Once you’ve found someone you trust, Dr. King says you can build communication — and health — through regular visits. Routine screenings can help detect cancers and other chronic diseases at an early stage, often before complications develop.

“For women this may include routine screenings for breast and cervical cancer, as well as chronic health conditions such as depression, hypertension, diabetes and high cholesterol. It’s crucial that we don’t lose sight of diseases that affect everyone. Heart disease is the leading cause of death for women — more than all types of cancer combined!”

To help your heart health, strive for a balanced diet and about 150 minutes of moderate intensity exercise each week (where you can talk comfortably but wouldn’t be able to sing, according to Dr. King). Exercise also helps with bone strength, another aspect of women’s health that’s often overlooked.
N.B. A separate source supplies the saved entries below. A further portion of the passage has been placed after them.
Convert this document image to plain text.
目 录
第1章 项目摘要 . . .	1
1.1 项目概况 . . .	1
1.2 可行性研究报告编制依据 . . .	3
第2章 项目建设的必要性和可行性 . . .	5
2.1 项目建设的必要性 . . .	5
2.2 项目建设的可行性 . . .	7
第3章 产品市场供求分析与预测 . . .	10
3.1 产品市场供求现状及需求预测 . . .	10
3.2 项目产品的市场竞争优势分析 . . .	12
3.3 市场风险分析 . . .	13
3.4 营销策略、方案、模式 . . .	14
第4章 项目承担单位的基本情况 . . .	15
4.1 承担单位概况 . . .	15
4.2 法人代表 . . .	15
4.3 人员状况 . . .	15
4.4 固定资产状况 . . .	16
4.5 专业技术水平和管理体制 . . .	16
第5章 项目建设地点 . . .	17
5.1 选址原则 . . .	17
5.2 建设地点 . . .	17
“Weight-bearing exercises like walking or jogging are great ways to improve your bone strength. In the Pacific Northwest where we don’t get nearly enough vitamin D from the sun, almost all women should be taking at least 800-1000 units of vitamin D and 1000-1200 mg of calcium daily — through food if you can!”
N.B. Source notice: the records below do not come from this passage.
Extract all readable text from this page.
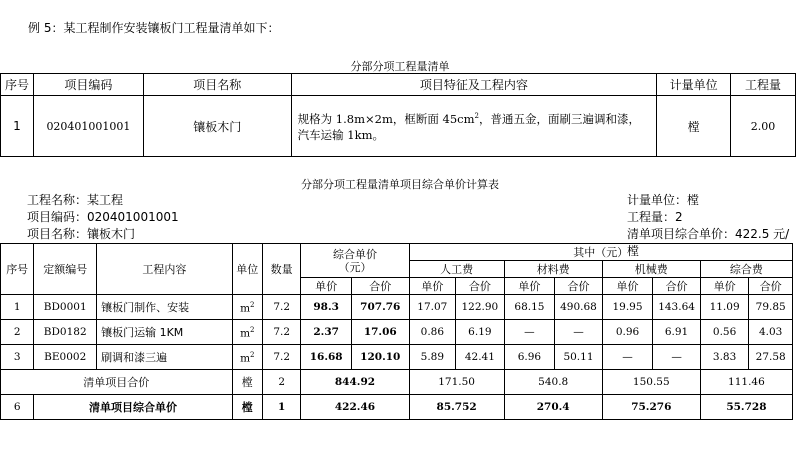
例 5：某工程制作安装镶板门工程量清单如下：
分部分项工程量清单
序号	项目编码	项目名称	项目特征及工程内容	计量单位	工程量
1	020401001001	镶板木门	规格为 1.8m×2m，框断面 $45cm^2$，普通五金，面刷三遍调和漆，汽车运输 1km。	樘	2.00
分部分项工程量清单项目综合单价计算表
工程名称：某工程
项目编码：020401001001
项目名称：镶板木门
计量单位：樘
工程量：2
清单项目综合单价：422.5 元/樘
序号	定额编号	工程内容	单位	数量	综合单价（元）		其中（元）							
							人工费		材料费		机械费		综合费	
					单价	合价	单价	合价	单价	合价	单价	合价	单价	合价
1	BD0001	镶板门制作、安装	$m^2$	7.2	98.3	707.76	17.07	122.90	68.15	490.68	19.95	143.64	11.09	79.85
2	BD0182	镶板门运输 1KM	$m^2$	7.2	2.37	17.06	0.86	6.19	—	—	0.96	6.91	0.56	4.03
3	BE0002	刷调和漆三遍	$m^2$	7.2	16.68	120.10	5.89	42.41	6.96	50.11	—	—	3.83	27.58
清单项目合价			樘	2	844.92		171.50		540.8		150.55		111.46	
6	清单项目综合单价		樘	1	422.46		85.752		270.4		75.276		55.728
Pandemic health: mental + physical

Women often serve many roles at home — caregiver, provider, chef, cleaner and more — and the pandemic has forced many women to make deep sacrifices.

“Holding so many important roles can take its toll. It’s vital to recognize signs of stress and find strategies for dealing with it,” Dr. King says. “Our time is at a premium these days, but taking just five minutes each day to practice meditation or just give yourself a break can improve your physical health.”

Your primary care doctor can help if you’re experiencing stress, worry, sadness or hopelessness.

“Depression and anxiety are extremely common, and we have many resources to help you manage,” Dr. King says. “Studies have shown that social connections have a significant benefit on physical health and can even help you live longer. The pandemic makes socializing harder, but a distanced outdoor conversation or online meet-up with friends certainly helps!”